Mitsubishi UFJ, the Japanese financial services giant whose estimated $3 trillion in assets under management ($339 billion in the U.S. alone) make it the world’s fifth-largest bank by total assets and second-largest bank holding company, has issued a new report outlining key issues and risks that newly inaugurated U.S. President Joe Biden will tackle during his first 100 days in office.
“We enter 2021 with elevated political, economic and public-health risks,” said Tom Joyce, head of MUFG’s Capital Markets Strategy Group, which authored the report to better equip MUFG’s senior executives to understand and respond to the market and macroeconomic issues facing the new administration. “While the tailwinds are formidable–including the advent of a covid-19 vaccine and aggressive fiscal stimulus—the year ahead will likely be characterized by higher volatility and more frequent market corrections.”
In the report, “The First 100 Days,” released on Thursday, MUFG strategists say they share the consensus view that the 2021 recovery will occur in stages, with economic underperformance in the early months of the year giving way to above-trend growth in later quarters.
Globally, they expect this recovery will carry through unevenly during the year, with significant regional dispersions, and variation by industry sector, business model and demographic group: manufacturing recovering ahead of services, durable goods ahead of retail services, large cap companies (which have access to capital markets liquidity) over small businesses (which rely mostly on banks and local lenders), and higher-income workers faring better than their lower-income counterparts.
Reflation, reinvigorated
Additionally, MUFG notes, the return of Democratic Party control of the U.S. Congress has “reinvigorated” the reflation trade.

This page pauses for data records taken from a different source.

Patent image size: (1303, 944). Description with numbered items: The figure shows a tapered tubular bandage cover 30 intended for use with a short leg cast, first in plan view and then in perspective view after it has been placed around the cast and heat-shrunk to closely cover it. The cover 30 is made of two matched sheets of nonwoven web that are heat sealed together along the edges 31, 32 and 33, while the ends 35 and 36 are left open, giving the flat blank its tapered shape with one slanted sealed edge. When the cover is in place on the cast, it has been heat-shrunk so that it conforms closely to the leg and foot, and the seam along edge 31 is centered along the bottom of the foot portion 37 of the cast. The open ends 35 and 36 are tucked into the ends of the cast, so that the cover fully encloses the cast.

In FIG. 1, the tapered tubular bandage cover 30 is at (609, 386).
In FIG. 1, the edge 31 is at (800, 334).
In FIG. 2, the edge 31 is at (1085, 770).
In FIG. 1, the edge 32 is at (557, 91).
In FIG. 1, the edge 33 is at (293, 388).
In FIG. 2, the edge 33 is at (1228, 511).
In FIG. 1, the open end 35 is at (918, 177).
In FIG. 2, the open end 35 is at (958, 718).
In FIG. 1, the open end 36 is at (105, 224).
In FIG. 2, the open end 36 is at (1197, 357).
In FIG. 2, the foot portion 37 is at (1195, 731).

With rising expectations of greater fiscal stimulus and its effects on consumer spending, jobs and economic activity, MUFG says cyclical assets—industrial, material and commodity companies, for example—along with treasury inflation protected securities (TIPS) should outperform.
The firm noted that U.S. inflation expectations have “increased dramatically” since the U.S. election, noting a 26 percent rise in Citi’s long inflation index compared to a 1 percent rise in the short inflation index just since November. That said, the firm’s strategists stopped well short of inflation alarmism.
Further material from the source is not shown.